CHAPTER X
A MAIDEN IN DISTRESS
"FELLERS," Skinny had told us, when we were getting ready to start on the hike, "you always ought to carry a rope. Something happens every time when you don't have a rope along."
"It happens when you do," Benny said. "Anyhow, a rope is too much bother. A blanket and a frying pan and things like that are all I want to carry."
"A rope is the thing, just the same. Didn't I lasso the robber last summer out on Illinois River, at Starved Rock? How could I lasso anything without a rope? And didn't we let you down into Horseshoe Canyon with a rope and pull Alice What's-her-name up again?"
"Bet your life we did," Bill put in. "You need a rope when you are camping out or are in a boat on the river, but what good is it in walking seven miles?"

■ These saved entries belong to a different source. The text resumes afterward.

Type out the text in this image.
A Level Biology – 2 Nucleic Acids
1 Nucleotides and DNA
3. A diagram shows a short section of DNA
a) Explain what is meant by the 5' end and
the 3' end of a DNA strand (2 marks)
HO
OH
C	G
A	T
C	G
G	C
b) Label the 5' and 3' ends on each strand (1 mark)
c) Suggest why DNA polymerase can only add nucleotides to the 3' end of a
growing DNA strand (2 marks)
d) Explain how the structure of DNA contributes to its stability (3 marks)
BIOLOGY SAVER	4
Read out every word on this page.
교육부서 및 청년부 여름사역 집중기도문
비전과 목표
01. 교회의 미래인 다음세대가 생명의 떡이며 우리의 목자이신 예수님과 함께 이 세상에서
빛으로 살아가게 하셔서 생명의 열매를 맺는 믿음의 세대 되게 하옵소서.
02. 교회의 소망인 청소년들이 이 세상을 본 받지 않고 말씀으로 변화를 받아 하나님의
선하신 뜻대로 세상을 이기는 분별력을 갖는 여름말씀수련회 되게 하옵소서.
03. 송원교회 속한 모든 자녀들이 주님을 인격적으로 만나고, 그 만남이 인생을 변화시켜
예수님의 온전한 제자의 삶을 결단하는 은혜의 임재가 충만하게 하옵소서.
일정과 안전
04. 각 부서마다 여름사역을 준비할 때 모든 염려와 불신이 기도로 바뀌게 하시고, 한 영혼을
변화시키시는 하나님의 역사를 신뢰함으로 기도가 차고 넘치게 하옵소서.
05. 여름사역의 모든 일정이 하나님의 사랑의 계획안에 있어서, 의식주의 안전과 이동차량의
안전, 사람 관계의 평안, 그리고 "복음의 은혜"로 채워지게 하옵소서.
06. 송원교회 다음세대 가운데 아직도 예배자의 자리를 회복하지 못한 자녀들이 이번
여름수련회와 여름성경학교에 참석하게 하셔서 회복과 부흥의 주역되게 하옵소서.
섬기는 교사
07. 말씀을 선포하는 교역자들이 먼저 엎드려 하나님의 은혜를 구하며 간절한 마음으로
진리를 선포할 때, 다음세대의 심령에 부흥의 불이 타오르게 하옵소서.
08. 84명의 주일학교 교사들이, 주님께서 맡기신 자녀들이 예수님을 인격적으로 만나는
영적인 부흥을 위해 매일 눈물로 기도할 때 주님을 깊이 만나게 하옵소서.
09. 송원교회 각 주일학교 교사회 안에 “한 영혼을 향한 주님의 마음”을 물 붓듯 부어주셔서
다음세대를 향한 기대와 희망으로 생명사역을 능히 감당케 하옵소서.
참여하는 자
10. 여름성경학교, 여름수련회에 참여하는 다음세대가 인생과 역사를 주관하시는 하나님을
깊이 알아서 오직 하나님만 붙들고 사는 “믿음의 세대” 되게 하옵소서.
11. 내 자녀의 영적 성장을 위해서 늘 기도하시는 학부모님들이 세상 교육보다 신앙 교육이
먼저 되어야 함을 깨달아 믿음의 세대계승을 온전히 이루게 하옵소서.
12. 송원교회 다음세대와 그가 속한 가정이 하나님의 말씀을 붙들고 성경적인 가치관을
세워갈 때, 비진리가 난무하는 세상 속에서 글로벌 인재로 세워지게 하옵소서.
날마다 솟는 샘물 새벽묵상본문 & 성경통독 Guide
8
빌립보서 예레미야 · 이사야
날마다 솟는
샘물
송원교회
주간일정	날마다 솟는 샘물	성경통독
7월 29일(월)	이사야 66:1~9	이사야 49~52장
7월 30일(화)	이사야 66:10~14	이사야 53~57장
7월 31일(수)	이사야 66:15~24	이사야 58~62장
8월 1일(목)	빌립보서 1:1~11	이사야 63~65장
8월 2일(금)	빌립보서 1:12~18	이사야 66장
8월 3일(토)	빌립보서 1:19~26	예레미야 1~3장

"Maybe it is and maybe it isn't; but, just the same, you'll be sorry if you don't take one along."
He was right, too, for Bill told us afterward that he would have given a good deal for a rope when he was sitting on top of Greylock. He didn't need it for anything, only, he said, it would have been sort of company for him.
Skinny was bound to carry a rope. When he marched down Center Street with it coiled around his shoulders, over his blanket, and with his tomahawk in his belt, people ran out of the stores to look at him.
The road that he took is uphill a good part of the way. It goes up through the foothills of the east mountain and isn't easy walking. We slide down that road sometimes in winter. When the coasting is good we can slide nearly a mile, clear into the village; then hitch on to a bob and ride back again for another.